You might say, “This doesn’t affect me.” But it does, or it has. You are the product of 200 millennia of human development and migration. You don’t know your distant ancestors. You don’t know, even if you have had a DNA test offered by the Human Genome Project or some other organization, the complete history of who you are physically. If you live outside Africa, you might see that your DNA can be traced through the Middle East, for example, but you can’t know who those ancestors were. And, although there are geographical tracks for human migration, you might be the product of that one unidentified small group that broke off from the rest, travelled not by land, but by water, and rejoined the DNA of origin. In that sense we are all orphans, and it is that sense of being an orphan that probably drives so many to seek some information about their ancestry.
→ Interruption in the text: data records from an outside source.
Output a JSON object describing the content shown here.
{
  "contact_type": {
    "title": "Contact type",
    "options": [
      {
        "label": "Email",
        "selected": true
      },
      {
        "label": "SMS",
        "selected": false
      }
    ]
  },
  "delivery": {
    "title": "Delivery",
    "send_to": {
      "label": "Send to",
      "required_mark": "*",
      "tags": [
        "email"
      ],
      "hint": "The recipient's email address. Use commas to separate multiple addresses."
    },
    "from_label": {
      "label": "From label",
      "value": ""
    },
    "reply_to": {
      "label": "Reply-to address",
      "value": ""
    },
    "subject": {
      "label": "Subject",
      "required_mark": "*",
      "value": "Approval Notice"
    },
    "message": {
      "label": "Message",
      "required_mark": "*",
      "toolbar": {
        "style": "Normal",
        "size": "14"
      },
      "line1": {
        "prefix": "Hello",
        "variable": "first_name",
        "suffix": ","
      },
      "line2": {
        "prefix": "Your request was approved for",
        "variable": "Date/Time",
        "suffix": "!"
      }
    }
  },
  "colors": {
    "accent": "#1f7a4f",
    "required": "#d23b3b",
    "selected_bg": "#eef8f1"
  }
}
Here we are 200,000 years later trying to figure out our past. It’s a research project that we probably will never fully complete. We get a few fragments here or there, some bone, some teeth, maybe a few stone tools. The teeth that Wu Liu’s group found were encapsulated in flowstone in a cave. Flowstone is named for its appearance, not its movement. Like stalagmites and stalactites, flowstone forms very slowly. Its enveloping presence allowed the group to date the teeth, but they gave a range of ages that spanned 40,000 years.
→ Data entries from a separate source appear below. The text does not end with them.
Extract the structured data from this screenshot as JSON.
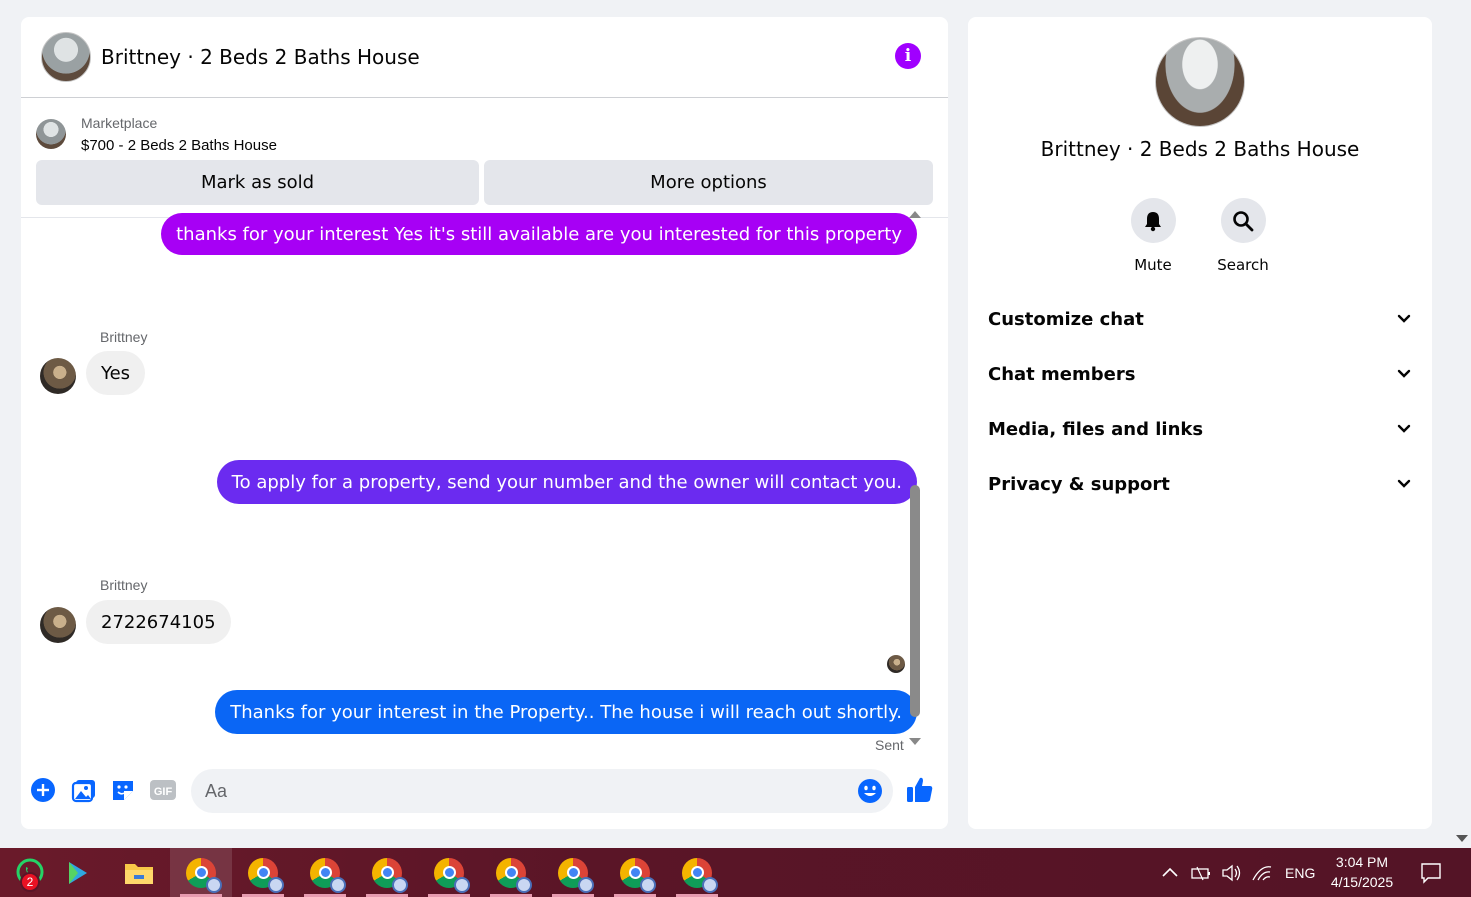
{
  "chat": {
    "title": "Brittney · 2 Beds 2 Baths House",
    "marketplace_label": "Marketplace",
    "listing": "$700 - 2 Beds 2 Baths House",
    "mark_sold": "Mark as sold",
    "more_options": "More options"
  },
  "messages": [
    {
      "from": "me",
      "text": "thanks for your interest Yes it's still available are you interested for this property"
    },
    {
      "from": "Brittney",
      "sender_label": "Brittney",
      "text": "Yes"
    },
    {
      "from": "me",
      "text": "To apply for a property, send your number and the owner will contact you."
    },
    {
      "from": "Brittney",
      "sender_label": "Brittney",
      "text": "2722674105"
    },
    {
      "from": "me",
      "text": "Thanks for your interest in the Property.. The house i will reach  out shortly."
    }
  ],
  "status": {
    "sent": "Sent"
  },
  "composer": {
    "placeholder": "Aa",
    "gif_label": "GIF"
  },
  "panel": {
    "title": "Brittney · 2 Beds 2 Baths House",
    "mute": "Mute",
    "search": "Search",
    "sections": [
      "Customize chat",
      "Chat members",
      "Media, files and links",
      "Privacy & support"
    ]
  },
  "taskbar": {
    "whatsapp_badge": "2",
    "language": "ENG",
    "time": "3:04 PM",
    "date": "4/15/2025"
  },
  "colors": {
    "accent_purple": "#a000ff",
    "bubble_purple": "#a700f5",
    "bubble_violet": "#6b2bf0",
    "bubble_blue": "#0a66f5",
    "messenger_blue": "#0866ff"
  }
}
Now think of that range in comparison. If modern thought and technology goes back to the time of the pyramids, that range is a drop in the temporal bucket. Forty thousand years is greater by a factor of 10 than all the time since the Egyptians were making their big tombs. Ancestral humans, living in a cave, losing teeth 80,000 to 120,000 years ago! Now I wonder. Were their concerns just like ours? Did they have their equivalence of dentists. Maybe Liu’s group found the equivalent of a dentist’s office. “Ug, come here; make Ug feel better. Use rock to fix tooth. Be gentle; don’t worry. Ug can ask others. Fix many mouths; no complaints.” (I’m assuming that pronouns hadn’t been invented)
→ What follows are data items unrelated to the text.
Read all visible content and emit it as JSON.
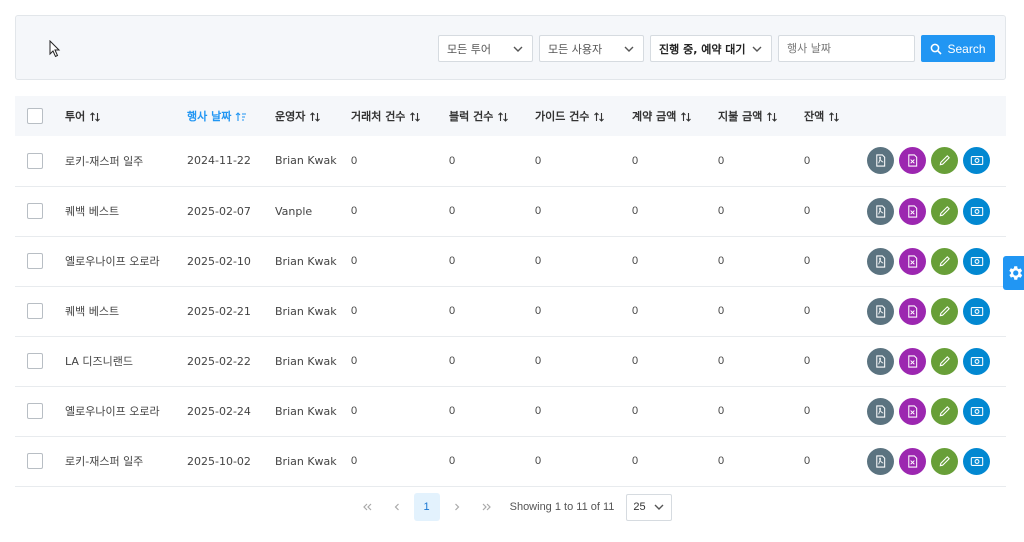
{
  "filters": {
    "tour": "모든 투어",
    "user": "모든 사용자",
    "status": "진행 중, 예약 대기",
    "date_placeholder": "행사 날짜",
    "search_label": "Search"
  },
  "table": {
    "headers": [
      "투어",
      "행사 날짜",
      "운영자",
      "거래처 건수",
      "블럭 건수",
      "가이드 건수",
      "계약 금액",
      "지불 금액",
      "잔액"
    ],
    "rows": [
      [
        "로키-재스퍼 일주",
        "2024-11-22",
        "Brian Kwak",
        "0",
        "0",
        "0",
        "0",
        "0",
        "0"
      ],
      [
        "퀘백 베스트",
        "2025-02-07",
        "Vanple",
        "0",
        "0",
        "0",
        "0",
        "0",
        "0"
      ],
      [
        "옐로우나이프 오로라",
        "2025-02-10",
        "Brian Kwak",
        "0",
        "0",
        "0",
        "0",
        "0",
        "0"
      ],
      [
        "퀘백 베스트",
        "2025-02-21",
        "Brian Kwak",
        "0",
        "0",
        "0",
        "0",
        "0",
        "0"
      ],
      [
        "LA 디즈니랜드",
        "2025-02-22",
        "Brian Kwak",
        "0",
        "0",
        "0",
        "0",
        "0",
        "0"
      ],
      [
        "옐로우나이프 오로라",
        "2025-02-24",
        "Brian Kwak",
        "0",
        "0",
        "0",
        "0",
        "0",
        "0"
      ],
      [
        "로키-재스퍼 일주",
        "2025-10-02",
        "Brian Kwak",
        "0",
        "0",
        "0",
        "0",
        "0",
        "0"
      ]
    ],
    "row_action_icons": [
      "pdf-icon",
      "document-icon",
      "edit-icon",
      "view-icon"
    ]
  },
  "pagination": {
    "current_page": "1",
    "info": "Showing 1 to 11 of 11",
    "page_size": "25"
  },
  "colors": {
    "accent": "#2196f3",
    "action_grey": "#5b7380",
    "action_purple": "#9c27b0",
    "action_green": "#689f38",
    "action_blue": "#0288d1"
  }
}
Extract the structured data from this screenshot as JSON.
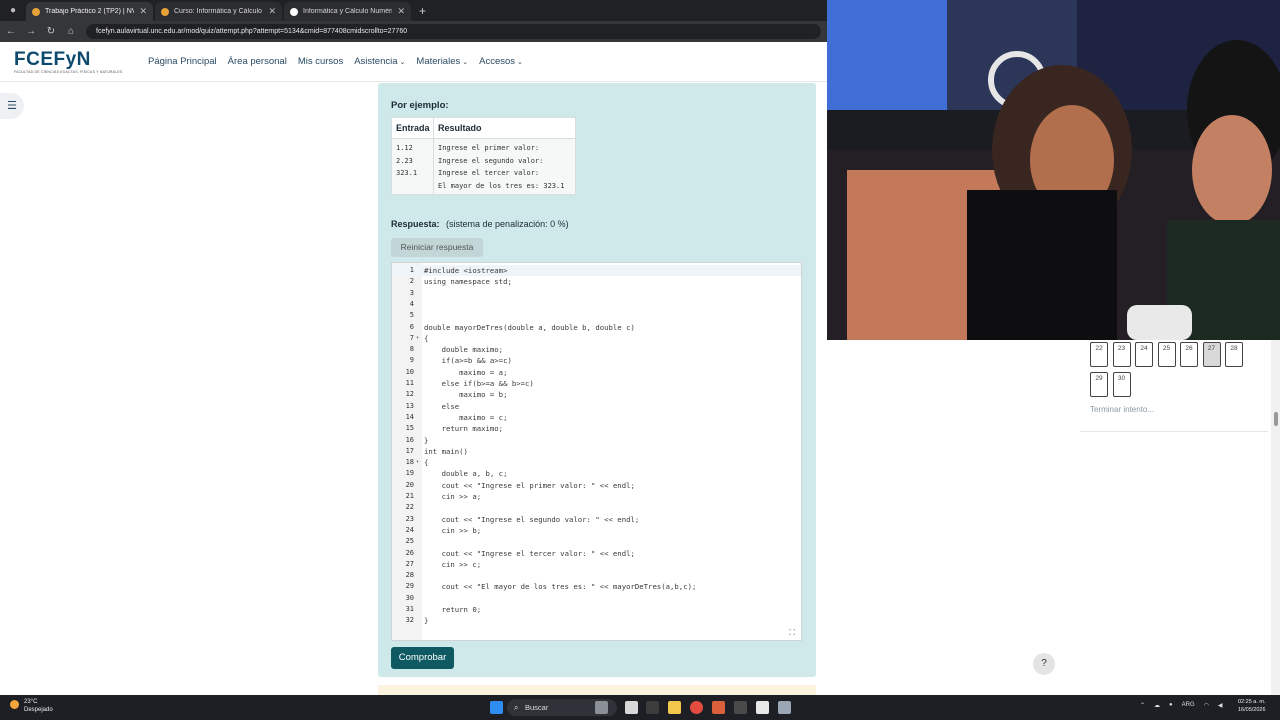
{
  "browser": {
    "tabs": [
      {
        "title": "Trabajo Práctico 2 (TP2) | NVA",
        "active": true
      },
      {
        "title": "Curso: Informática y Cálculo N",
        "active": false
      },
      {
        "title": "Informática y Cálculo Numéric",
        "active": false
      }
    ],
    "url": "fcefyn.aulavirtual.unc.edu.ar/mod/quiz/attempt.php?attempt=5134&cmid=877408cmidscrollto=27760"
  },
  "site": {
    "logo_main": "FCEFyN",
    "logo_sub": "FACULTAD DE CIENCIAS EXACTAS, FÍSICAS Y NATURALES",
    "nav": [
      {
        "label": "Página Principal",
        "dropdown": false
      },
      {
        "label": "Área personal",
        "dropdown": false
      },
      {
        "label": "Mis cursos",
        "dropdown": false
      },
      {
        "label": "Asistencia",
        "dropdown": true
      },
      {
        "label": "Materiales",
        "dropdown": true
      },
      {
        "label": "Accesos",
        "dropdown": true
      }
    ]
  },
  "question": {
    "example_heading": "Por ejemplo:",
    "col_entrada": "Entrada",
    "col_resultado": "Resultado",
    "entrada_lines": [
      "1.12",
      "2.23",
      "323.1"
    ],
    "resultado_lines": [
      "Ingrese el primer valor:",
      "Ingrese el segundo valor:",
      "Ingrese el tercer valor:",
      "El mayor de los tres es: 323.1"
    ],
    "respuesta_label": "Respuesta:",
    "penalty": "(sistema de penalización: 0 %)",
    "reset_label": "Reiniciar respuesta",
    "check_label": "Comprobar"
  },
  "editor": {
    "lines": [
      "#include <iostream>",
      "using namespace std;",
      "",
      "",
      "",
      "double mayorDeTres(double a, double b, double c)",
      "{",
      "    double maximo;",
      "    if(a>=b && a>=c)",
      "        maximo = a;",
      "    else if(b>=a && b>=c)",
      "        maximo = b;",
      "    else",
      "        maximo = c;",
      "    return maximo;",
      "}",
      "int main()",
      "{",
      "    double a, b, c;",
      "    cout << \"Ingrese el primer valor: \" << endl;",
      "    cin >> a;",
      "",
      "    cout << \"Ingrese el segundo valor: \" << endl;",
      "    cin >> b;",
      "",
      "    cout << \"Ingrese el tercer valor: \" << endl;",
      "    cin >> c;",
      "",
      "    cout << \"El mayor de los tres es: \" << mayorDeTres(a,b,c);",
      "",
      "    return 0;",
      "}"
    ]
  },
  "quiz_nav": {
    "questions": [
      "22",
      "23",
      "24",
      "25",
      "26",
      "27",
      "28",
      "29",
      "30"
    ],
    "current": "27",
    "finish_label": "Terminar intento..."
  },
  "help_label": "?",
  "taskbar": {
    "temperature": "23°C",
    "weather": "Despejado",
    "search_label": "Buscar",
    "language": "ARG",
    "time": "02:25 a. m.",
    "date": "16/05/2026"
  },
  "colors": {
    "panel_bg": "#cfe8ea",
    "check_button": "#0f5a62",
    "nav_text": "#2b4a63"
  }
}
Maybe losing teeth is a bond through history. Certainly, losing tools seems to be what ties us to Homo habilis. Now look ahead. You have teeth and tools. Think you will leave them as the only record of who you are? Some distant descendant is going to wonder who you were and what you were like. Some distant descendant is going to wonder about the trail of your DNA through his or her history. And some distant descendant is going to wonder about the things that concerned you during your “ancient” life. Wouldn’t it be interesting if your concerns were very much the same as those of your ancestors and your descendants?